Interview with Karen Facey

Last update: 19 July 2023


My name is Karen Facey. I am a statistician by training. I’ve worked in drug development, medicines regulation and health technology assessment. Since being involved in health technology assessment for sixteen years, I’ve developed a passion for involving patients in the difficult decisions we have to make about health technologies. By health technologies, I mean medicines, medical devices, rehabilitation, really any kind of health intervention.

Health technology assessment is a systematic process of reviewing evidence about whether a health system should introduce a new health technology, that is a medicine or a device. It takes evidence from clinical studies, but it also may look for other forms of evidence about patients’ experiences of living with a condition or of using a technology and from all this scientific evidence, it’s trying to understand the implications of using that technology. Does it add value? Should we invest money in this new medicine? Is it really value for money? This systematic process takes evidence from international clinical trials, from research studies and hopefully from patients.

HTA is trying to help health services make these difficult decisions about what health technologies, medicines or devices to invest in. When it looks for scientific evidence to understand the implications of using the new technology, the evidence might not be perfect. We might have quite limited clinical trials over a short period, looking at outcomes which perhaps aren’t the most important to patients. Patients can help us fill the gaps in the scientific evidence. They can help us understand what really makes a difference for patients, what are the outcomes that matters to patients. They can help us understand when something is reported, what that benefit actually means to them … Can they return to school or work? Does it mean they can interact better with their family. And really help us understand the value of a new medicine?

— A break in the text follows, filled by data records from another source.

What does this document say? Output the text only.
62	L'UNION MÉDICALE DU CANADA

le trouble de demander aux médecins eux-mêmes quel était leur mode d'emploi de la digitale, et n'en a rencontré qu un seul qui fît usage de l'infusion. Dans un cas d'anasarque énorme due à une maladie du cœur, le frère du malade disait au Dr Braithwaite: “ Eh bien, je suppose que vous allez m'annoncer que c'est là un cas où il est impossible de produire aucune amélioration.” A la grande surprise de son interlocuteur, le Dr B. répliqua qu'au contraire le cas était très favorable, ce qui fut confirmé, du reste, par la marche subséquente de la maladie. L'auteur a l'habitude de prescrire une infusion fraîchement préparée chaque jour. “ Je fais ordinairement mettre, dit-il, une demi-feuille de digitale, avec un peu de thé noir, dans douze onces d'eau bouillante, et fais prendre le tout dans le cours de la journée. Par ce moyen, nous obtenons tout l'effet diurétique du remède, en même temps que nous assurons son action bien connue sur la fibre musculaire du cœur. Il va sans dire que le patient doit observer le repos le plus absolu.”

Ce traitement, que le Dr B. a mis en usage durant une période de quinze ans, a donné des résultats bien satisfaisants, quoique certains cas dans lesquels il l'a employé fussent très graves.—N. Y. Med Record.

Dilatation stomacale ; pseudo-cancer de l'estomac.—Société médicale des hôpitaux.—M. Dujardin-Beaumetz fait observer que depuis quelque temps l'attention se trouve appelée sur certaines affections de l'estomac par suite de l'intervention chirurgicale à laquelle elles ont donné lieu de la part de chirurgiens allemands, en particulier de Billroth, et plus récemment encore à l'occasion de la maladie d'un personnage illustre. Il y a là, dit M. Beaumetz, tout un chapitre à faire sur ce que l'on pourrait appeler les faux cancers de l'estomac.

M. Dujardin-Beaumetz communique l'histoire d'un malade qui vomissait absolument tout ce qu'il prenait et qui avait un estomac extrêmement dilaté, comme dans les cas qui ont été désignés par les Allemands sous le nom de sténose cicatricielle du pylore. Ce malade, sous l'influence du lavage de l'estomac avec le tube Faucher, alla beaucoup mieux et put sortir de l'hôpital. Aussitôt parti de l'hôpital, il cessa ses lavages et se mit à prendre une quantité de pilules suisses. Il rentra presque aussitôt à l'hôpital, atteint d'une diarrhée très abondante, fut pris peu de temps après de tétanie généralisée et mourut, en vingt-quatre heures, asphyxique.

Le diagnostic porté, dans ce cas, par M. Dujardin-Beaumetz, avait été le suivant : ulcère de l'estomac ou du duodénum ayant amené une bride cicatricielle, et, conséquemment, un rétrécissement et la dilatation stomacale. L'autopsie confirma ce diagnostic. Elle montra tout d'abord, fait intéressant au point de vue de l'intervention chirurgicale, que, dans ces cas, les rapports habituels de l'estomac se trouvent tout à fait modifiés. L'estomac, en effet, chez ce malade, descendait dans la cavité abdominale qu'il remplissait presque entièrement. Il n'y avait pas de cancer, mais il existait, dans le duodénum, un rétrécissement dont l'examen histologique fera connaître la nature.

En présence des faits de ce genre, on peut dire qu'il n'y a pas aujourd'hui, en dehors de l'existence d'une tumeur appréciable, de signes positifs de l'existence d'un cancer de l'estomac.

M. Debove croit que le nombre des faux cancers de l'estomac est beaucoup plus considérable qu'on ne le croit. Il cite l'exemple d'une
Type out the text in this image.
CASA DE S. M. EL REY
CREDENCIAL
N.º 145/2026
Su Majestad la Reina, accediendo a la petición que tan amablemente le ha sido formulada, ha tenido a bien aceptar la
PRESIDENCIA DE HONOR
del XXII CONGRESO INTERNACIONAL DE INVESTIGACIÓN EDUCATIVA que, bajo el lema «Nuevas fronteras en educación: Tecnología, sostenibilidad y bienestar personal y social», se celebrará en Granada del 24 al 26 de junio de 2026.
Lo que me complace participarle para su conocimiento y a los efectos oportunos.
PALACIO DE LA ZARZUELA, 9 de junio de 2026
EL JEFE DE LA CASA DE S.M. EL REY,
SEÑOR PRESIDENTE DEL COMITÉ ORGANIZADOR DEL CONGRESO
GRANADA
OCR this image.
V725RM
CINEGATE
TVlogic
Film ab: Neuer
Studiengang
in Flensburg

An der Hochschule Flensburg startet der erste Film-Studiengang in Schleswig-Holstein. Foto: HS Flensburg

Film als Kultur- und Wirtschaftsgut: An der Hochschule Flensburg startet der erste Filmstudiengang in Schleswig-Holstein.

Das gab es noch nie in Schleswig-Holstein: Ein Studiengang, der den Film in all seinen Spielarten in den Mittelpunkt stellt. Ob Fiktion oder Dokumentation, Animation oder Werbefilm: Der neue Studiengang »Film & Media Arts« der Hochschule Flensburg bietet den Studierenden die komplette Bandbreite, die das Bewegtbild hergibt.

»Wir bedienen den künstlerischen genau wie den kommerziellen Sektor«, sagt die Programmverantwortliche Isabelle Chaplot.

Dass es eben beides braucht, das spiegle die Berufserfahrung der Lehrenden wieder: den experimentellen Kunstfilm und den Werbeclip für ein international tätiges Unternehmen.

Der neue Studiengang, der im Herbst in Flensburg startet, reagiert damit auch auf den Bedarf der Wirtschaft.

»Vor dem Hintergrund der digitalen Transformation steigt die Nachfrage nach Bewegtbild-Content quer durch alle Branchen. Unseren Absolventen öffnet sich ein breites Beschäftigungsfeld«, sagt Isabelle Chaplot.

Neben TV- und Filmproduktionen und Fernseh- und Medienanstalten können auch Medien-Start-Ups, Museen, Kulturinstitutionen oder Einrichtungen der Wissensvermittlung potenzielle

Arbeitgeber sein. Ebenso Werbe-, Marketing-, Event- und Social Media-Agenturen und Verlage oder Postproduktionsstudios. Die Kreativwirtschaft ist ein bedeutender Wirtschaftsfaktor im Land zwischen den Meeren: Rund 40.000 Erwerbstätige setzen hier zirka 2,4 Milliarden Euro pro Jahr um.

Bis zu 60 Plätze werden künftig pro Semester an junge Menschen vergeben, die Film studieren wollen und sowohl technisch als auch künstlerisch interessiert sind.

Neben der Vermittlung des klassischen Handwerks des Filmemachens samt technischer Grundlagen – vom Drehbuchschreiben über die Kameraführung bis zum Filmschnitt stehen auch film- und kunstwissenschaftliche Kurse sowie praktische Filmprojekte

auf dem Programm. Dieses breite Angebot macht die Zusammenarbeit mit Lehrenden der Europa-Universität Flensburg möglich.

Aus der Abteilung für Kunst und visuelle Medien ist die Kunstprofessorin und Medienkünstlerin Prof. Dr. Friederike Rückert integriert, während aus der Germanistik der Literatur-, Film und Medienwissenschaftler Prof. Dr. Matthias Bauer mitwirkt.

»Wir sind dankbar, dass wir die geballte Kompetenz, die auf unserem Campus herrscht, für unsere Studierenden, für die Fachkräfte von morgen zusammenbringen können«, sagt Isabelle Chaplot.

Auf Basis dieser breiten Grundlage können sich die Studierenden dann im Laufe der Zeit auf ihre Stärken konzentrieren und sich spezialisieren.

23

I was trained in health technology assessment in Denmark. In Denmark, we looked at health technology assessment in terms of how well the product works, what its value for money was, but also what difference it makes to patients. I established that process of HTA in Scotland that included patients’ perspectives and sought to gain their opinions about how we shape the assessments itself and to understand the value, but what I’ve recognized over the past sixteen years is that not everybody does health technology assessment in that way. Some people focus very much on the clinical or the economic evidence and that evidence is imperfect. I think that patients can really give us unique insight into the value of a product. They can add to that scientific evidence their own unique knowledge. I think everybody should be trying to involve patients and so that’s why I work with all stakeholders to encourage HTA agencies to involve patients and to encourage patients to be involved in HTA.


The EUPATI project has been really important because it has worked with all stakeholders, industry, regulators, HTA bodies and with patients themselves, to develop a really comprehensive training course to develop patient experts who can be involved in medicines development, regulation and in HTA. I’ve helped to develop the HTA training with other international colleagues in HTA so that we know it’s of very high quality, the training material, and that’s been used to train the one hundred expert EUPATI fellows, but it’s also been used for the wider audience of patients. I’ve seen great videos and leaflets which clearly explain the quite complex process of HTA to anybody who has really got an interest. That building the knowledge and understanding of patients about these very complex processes is important so that patients can get effectively involved and really make a difference to these processes.